The Adventure Of The Solitary Cyclist, Arthur Conan Doyle (1903)
A frightened pedal-pusher is the beneficiary of Sherlock Holmes’ forensic skills
In this short story (one of thirteen that usually appears in The Return Of Sherlock Holmes), the great detective comes to the rescue of Miss Violet Smith, young music teacher whose weekly cycle ride to and from work is troubled by a mysterious peddler who always keeps his distance. Holmes hides behind hedges, inquires after the tenants of a nearby hall and applies his trademark deductive powers to the case.
Happily, by its conclusion, the resident of Baker Street has foiled a dastardly plot and freed Miss Smith from unwanted bondage.
Written, as they were between 1880 and 1914, the appearance of cyclists in Conan Doyle’s detective tales is hardly surprising. Indeed, given the popular novelty that bicycles represented in late Victorian and Edwardian England, and the way in which they brought mobility to vast new swaths of the population, it is surprising that they are not more prevalent.
Alas, ‘Solitary Cyclist’ is a long way short of Holme’s most interesting cases. Indeed, although the Sherlock Holmes stories were an established success at the time this one was written, it was originally rejected by Strand Magazine, for which it was first intended. As such, it makes for an interesting curio, but hardly worth seeking out.
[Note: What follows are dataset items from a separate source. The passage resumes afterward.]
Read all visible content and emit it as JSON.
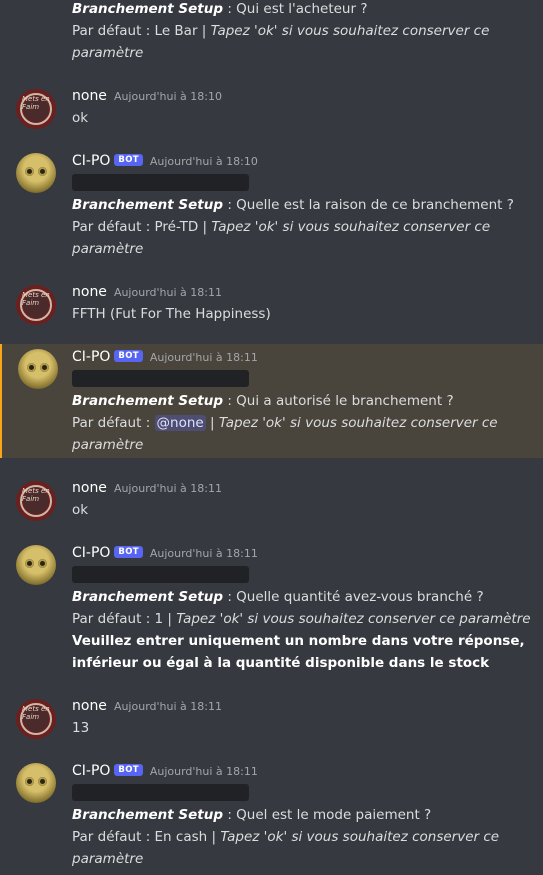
{
  "users": {
    "none": "none",
    "bot": "CI-PO",
    "bot_badge": "BOT"
  },
  "avatar_text": "Mets en Faim",
  "top_message": {
    "bold": "Branchement Setup",
    "question": " : Qui est l'acheteur ?",
    "default_prefix": "Par défaut : Le Bar | ",
    "default_hint": "Tapez 'ok' si vous souhaitez conserver ce paramètre"
  },
  "messages": [
    {
      "author": "none",
      "time": "Aujourd'hui à 18:10",
      "text": "ok"
    },
    {
      "author": "bot",
      "time": "Aujourd'hui à 18:10",
      "bold": "Branchement Setup",
      "question": " : Quelle est la raison de ce branchement ?",
      "default_prefix": "Par défaut : Pré-TD | ",
      "default_hint": "Tapez 'ok' si vous souhaitez conserver ce paramètre"
    },
    {
      "author": "none",
      "time": "Aujourd'hui à 18:11",
      "text": "FFTH (Fut For The Happiness)"
    },
    {
      "author": "bot",
      "time": "Aujourd'hui à 18:11",
      "bold": "Branchement Setup",
      "question": " : Qui a autorisé le branchement ?",
      "default_prefix": "Par défaut : ",
      "mention": "@none",
      "mention_sep": " | ",
      "default_hint": "Tapez 'ok' si vous souhaitez conserver ce paramètre"
    },
    {
      "author": "none",
      "time": "Aujourd'hui à 18:11",
      "text": "ok"
    },
    {
      "author": "bot",
      "time": "Aujourd'hui à 18:11",
      "bold": "Branchement Setup",
      "question": " : Quelle quantité avez-vous branché ?",
      "default_prefix": "Par défaut : 1 | ",
      "default_hint": "Tapez 'ok' si vous souhaitez conserver ce paramètre",
      "warning": "Veuillez entrer uniquement un nombre dans votre réponse, inférieur ou égal à la quantité disponible dans le stock"
    },
    {
      "author": "none",
      "time": "Aujourd'hui à 18:11",
      "text": "13"
    },
    {
      "author": "bot",
      "time": "Aujourd'hui à 18:11",
      "bold": "Branchement Setup",
      "question": " : Quel est le mode paiement ?",
      "default_prefix": "Par défaut : En cash | ",
      "default_hint": "Tapez 'ok' si vous souhaitez conserver ce paramètre"
    }
  ]
}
Happily, though, the case that follows in The Return Of Sherlock Holmes, The Adventure Of The Priory School, has far more to engage cycling readers. Holmes has to draw on his encyclopaedic knowledge of bicycle tyres to track his quarry in a plot with enough twists and turns to genuinely test the pipe-smoking sleuth. As Holmes himself might have said, it is often necessary to peer beyond the obvious to find that for which you are looking.